Anggota tim pembangunan Sekolah Rakyat Pamekasan, Lukman Hakim menjelaskan, tim masih melengkapi berbagai persyaratan administrasi yang diminta pemerintah pusat.
“Progres pembebasan lahan sudah tinggal 25 persen. Sekarang kami fokus melengkapi administrasi dan persyaratan yang dibutuhkan pusat,” kata Lukman saat ditemui di kantornya, Rabu (5/8/2026).
Ketua Tim Kabupaten Pendamping PKH Kabupaten Pamekasan ini menambahkan, lokasi diajukan yang berada di Dusun Angsanah, Desa Campor, Kabupaten Pamekasan.

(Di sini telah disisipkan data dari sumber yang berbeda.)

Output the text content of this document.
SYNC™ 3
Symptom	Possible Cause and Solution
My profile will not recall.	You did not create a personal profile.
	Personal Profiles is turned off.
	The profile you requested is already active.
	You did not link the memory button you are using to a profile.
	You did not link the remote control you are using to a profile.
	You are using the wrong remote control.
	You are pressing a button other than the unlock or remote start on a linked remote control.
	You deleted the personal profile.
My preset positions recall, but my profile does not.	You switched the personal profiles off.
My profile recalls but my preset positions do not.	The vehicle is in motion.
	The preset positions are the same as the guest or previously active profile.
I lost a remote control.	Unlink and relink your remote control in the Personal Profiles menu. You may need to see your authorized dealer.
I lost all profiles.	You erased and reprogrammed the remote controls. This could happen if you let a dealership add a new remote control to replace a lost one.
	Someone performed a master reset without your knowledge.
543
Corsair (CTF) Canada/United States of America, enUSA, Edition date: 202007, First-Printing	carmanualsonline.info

Menurutnya, penyelesaian pembebasan lahannya ditargetkan selesai pada Oktober 2026. Bahkan, pihaknya berupaya agar seluruh proses bisa lebih cepat.
“Kami targetkan Oktober selesai. Sebelum itu, kami usahakan seluruh proses sudah benar-benar tuntas. Sehingga pembangunan gedung sudah bisa dikerjakan,” ujarnya.
Mantan aktivis PMII Pamekasan ini mengungkapkan, hasil survei tim dari Kementrian Pekerjaan Umum menunjukkan masih ada satu catatan yang harus dipenuhi. Yakni akses menuju lokasi, harus memiliki lebar jalan minimal enam meter. Namun, Pemkab Pamekasan telah menyatakan kesiapan untuk memenuhi persyaratan tersebut.
“Persyaratan itu menjadi catatan dari tim pusat, dan pemerintah daerah siap menyelesaikannya,” katanya.
Lukman menambahkan, pembebasan lahan akan dibiayai melalui Anggaran Pendapatan dan Belanja Daerah (APBD), sedangkan pembangunan gedung menjadi tanggung jawab pemerintah pusat melalui Anggaran Pendapatan dan Belanja Negara (APBN).
“Untuk pembangunan gedung, dari pusat nilainya diperkirakan sekitar Rp 200 miliar,” ucapnya.
Sekolah Rakyat, pungkas Lukman, merupakan program pemerintah yang ditujukan untuk memperluas akses pendidikan bagi masyarakat, khususnya kelompok kurang mampu, melalui penyediaan fasilitas pendidikan yang representatif dan didukung pendanaan pemerintah pusat.